The strong decrease in resistivity recorded at 245 mbsf is linked to the tool response because of the poor hole conditions at this depth (caliper jumping from 7 to 16.5 in).

The DSA tool operates as a memory tool recording the tool's acceleration, ambient pressure, and internal temperature. The tool uses two accelerometers: an axial (vertical) high-sensitivity accelerometer, and a three-axis low-sensitivity accelerometer (LSA).
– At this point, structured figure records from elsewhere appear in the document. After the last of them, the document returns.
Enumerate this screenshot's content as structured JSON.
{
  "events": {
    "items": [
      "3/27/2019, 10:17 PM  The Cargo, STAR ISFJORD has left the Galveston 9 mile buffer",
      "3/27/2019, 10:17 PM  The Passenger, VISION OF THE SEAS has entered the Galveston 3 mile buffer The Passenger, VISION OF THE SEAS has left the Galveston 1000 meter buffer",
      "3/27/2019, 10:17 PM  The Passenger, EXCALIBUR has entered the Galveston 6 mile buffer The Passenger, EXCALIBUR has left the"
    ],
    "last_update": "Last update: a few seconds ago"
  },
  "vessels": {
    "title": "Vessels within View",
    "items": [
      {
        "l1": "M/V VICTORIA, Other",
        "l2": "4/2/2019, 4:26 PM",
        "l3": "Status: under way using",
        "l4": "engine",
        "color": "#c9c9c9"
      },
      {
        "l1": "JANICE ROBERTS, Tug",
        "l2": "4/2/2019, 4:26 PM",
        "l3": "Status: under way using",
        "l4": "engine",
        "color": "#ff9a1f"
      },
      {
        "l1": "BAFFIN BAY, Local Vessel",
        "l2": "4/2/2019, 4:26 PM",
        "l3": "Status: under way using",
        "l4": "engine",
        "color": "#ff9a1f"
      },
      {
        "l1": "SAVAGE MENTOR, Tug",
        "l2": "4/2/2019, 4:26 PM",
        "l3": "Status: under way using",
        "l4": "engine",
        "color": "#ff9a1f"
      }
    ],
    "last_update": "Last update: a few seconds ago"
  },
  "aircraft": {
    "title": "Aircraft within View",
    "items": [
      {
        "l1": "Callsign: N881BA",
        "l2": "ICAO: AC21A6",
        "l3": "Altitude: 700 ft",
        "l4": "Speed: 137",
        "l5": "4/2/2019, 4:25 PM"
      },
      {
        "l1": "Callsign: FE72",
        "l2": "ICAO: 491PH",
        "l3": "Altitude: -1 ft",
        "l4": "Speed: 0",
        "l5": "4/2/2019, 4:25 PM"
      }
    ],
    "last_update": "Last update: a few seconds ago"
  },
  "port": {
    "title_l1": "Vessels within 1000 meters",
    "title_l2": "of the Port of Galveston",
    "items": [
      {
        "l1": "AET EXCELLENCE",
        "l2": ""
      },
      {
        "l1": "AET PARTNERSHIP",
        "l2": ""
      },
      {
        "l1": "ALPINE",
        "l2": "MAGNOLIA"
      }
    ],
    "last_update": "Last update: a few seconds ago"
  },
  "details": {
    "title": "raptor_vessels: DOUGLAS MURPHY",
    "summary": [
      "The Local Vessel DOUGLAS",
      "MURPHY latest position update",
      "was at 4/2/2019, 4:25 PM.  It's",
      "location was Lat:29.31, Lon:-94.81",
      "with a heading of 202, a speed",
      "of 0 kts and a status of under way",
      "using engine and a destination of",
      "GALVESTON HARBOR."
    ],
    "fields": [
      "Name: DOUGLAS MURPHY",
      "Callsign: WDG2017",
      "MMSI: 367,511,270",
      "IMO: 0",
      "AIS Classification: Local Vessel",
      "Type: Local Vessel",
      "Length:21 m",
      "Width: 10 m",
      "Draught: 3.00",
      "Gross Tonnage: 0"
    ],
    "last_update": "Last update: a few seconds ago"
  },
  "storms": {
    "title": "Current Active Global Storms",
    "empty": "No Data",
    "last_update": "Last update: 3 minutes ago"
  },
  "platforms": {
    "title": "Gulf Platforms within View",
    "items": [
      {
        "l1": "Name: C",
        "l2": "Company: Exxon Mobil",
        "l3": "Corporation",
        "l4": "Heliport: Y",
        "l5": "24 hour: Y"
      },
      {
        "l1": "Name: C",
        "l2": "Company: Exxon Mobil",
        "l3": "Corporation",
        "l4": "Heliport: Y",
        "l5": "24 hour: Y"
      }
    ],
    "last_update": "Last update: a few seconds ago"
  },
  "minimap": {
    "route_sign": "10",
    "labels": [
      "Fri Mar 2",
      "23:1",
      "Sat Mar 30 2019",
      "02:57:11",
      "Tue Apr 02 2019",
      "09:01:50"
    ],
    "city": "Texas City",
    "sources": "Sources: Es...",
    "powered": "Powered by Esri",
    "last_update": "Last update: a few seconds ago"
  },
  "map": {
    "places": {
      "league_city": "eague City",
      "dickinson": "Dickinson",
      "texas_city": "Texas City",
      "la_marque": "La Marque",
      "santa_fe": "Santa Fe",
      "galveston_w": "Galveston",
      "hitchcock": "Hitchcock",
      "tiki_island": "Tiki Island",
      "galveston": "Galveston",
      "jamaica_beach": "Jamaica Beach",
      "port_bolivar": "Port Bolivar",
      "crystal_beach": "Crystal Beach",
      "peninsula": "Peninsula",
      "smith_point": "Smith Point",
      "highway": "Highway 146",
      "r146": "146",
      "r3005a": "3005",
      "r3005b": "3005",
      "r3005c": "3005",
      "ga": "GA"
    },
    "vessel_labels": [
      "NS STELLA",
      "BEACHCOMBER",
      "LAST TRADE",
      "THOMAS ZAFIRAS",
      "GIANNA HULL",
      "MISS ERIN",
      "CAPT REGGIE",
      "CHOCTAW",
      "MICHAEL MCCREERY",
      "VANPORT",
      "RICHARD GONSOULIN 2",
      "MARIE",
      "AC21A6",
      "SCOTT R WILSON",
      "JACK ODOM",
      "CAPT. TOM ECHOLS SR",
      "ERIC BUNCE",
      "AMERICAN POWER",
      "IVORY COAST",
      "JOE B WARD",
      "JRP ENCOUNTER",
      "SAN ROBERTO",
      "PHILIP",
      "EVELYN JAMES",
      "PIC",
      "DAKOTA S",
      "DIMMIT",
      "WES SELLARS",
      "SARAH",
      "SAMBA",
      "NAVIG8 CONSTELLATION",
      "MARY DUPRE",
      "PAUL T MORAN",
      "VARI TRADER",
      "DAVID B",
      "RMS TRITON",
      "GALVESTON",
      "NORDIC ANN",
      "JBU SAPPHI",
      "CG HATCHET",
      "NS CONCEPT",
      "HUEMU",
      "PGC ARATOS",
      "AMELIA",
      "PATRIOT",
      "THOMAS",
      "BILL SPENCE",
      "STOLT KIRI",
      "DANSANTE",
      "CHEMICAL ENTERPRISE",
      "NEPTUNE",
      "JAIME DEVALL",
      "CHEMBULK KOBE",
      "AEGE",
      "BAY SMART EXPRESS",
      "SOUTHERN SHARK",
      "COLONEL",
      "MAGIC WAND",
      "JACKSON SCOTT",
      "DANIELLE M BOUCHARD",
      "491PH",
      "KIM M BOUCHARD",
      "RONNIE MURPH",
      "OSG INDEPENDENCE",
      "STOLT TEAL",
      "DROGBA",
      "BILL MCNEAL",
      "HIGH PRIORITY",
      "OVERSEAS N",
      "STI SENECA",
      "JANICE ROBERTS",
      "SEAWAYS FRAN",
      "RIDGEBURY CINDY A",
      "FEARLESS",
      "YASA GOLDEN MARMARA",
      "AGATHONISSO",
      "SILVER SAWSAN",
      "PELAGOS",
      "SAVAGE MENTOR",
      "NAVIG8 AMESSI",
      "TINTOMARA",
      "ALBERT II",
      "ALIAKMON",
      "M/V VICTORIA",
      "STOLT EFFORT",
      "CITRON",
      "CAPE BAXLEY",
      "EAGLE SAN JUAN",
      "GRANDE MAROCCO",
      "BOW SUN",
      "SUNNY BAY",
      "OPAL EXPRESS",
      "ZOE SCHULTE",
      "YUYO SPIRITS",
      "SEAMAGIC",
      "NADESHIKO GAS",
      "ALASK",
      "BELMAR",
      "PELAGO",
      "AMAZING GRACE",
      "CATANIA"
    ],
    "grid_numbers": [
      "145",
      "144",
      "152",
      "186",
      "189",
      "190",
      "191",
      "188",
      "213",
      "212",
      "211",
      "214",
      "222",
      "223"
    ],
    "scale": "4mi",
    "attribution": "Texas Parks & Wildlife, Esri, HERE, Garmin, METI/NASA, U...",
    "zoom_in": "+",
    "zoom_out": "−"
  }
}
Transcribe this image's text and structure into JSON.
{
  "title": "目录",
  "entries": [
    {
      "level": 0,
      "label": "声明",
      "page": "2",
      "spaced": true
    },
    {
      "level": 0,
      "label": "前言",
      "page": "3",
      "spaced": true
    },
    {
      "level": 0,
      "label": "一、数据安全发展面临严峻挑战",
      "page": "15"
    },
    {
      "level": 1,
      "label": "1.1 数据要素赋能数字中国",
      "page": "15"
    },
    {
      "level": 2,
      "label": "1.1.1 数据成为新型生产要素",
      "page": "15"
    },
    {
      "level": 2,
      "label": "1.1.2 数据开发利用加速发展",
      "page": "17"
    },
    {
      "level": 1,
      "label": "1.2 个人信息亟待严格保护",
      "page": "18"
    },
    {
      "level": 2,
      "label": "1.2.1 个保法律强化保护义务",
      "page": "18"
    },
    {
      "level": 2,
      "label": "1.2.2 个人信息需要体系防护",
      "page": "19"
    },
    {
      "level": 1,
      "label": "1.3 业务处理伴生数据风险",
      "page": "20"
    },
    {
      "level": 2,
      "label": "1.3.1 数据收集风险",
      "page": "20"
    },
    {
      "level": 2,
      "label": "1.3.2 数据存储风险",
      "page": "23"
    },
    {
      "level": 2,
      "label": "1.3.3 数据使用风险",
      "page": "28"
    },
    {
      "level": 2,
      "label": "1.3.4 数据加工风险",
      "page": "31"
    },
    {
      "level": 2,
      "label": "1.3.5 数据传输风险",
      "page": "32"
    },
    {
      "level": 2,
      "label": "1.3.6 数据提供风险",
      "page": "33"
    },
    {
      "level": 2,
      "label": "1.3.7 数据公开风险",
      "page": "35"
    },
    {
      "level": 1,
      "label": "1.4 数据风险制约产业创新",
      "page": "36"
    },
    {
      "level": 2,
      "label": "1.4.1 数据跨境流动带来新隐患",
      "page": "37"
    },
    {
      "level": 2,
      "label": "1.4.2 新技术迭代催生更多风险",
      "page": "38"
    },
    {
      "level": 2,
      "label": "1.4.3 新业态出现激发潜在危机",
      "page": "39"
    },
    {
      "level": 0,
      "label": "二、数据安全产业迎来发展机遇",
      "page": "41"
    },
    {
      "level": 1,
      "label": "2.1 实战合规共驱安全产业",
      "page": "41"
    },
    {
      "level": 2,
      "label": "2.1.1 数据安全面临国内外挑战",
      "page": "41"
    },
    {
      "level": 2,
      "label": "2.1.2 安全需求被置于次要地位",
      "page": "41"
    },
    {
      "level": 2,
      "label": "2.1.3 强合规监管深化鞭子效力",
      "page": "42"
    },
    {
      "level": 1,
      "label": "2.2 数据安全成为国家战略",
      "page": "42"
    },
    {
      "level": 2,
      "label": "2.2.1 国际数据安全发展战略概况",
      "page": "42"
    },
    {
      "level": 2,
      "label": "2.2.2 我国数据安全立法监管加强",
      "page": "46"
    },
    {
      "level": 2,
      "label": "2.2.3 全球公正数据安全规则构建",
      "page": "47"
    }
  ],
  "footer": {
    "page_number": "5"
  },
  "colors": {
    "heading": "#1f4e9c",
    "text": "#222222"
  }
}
The DSA tool was deployed on APC Cores 191-1179C-4H and 7H at 77.3 and 105.8 mbsf, respectively. Both deployments were successful: the tool started recording data at the predetermined depth (thus relieving pressure transducer concerns), and two full data sets were recovered without any problems (confirming proper functioning of the controller and memory card). The maximum pressure recorded by the tool was ~9000 psi, and shocks did not exceed 2.7 G. Plots of x- and y-axis acceleration data (Fig. F66) clearly show significant events during core barrel hole penetration and recovery, in particular, deviation of the core barrel from a vertical position at the beginning of coring, which could negatively affect core recovery. Figure F67 clearly shows time variations of amplitude and visible frequency of downhole heave recorded by the LSA. The uphole heave from the wireline heave compensator accelerometer was also recorded, making possible the direct comparison of uphole and downhole heave and evaluation of the effectiveness of the drill-string heave compensator. Overall, the tool provides valuable information for monitoring the quality of drilling and coring processes.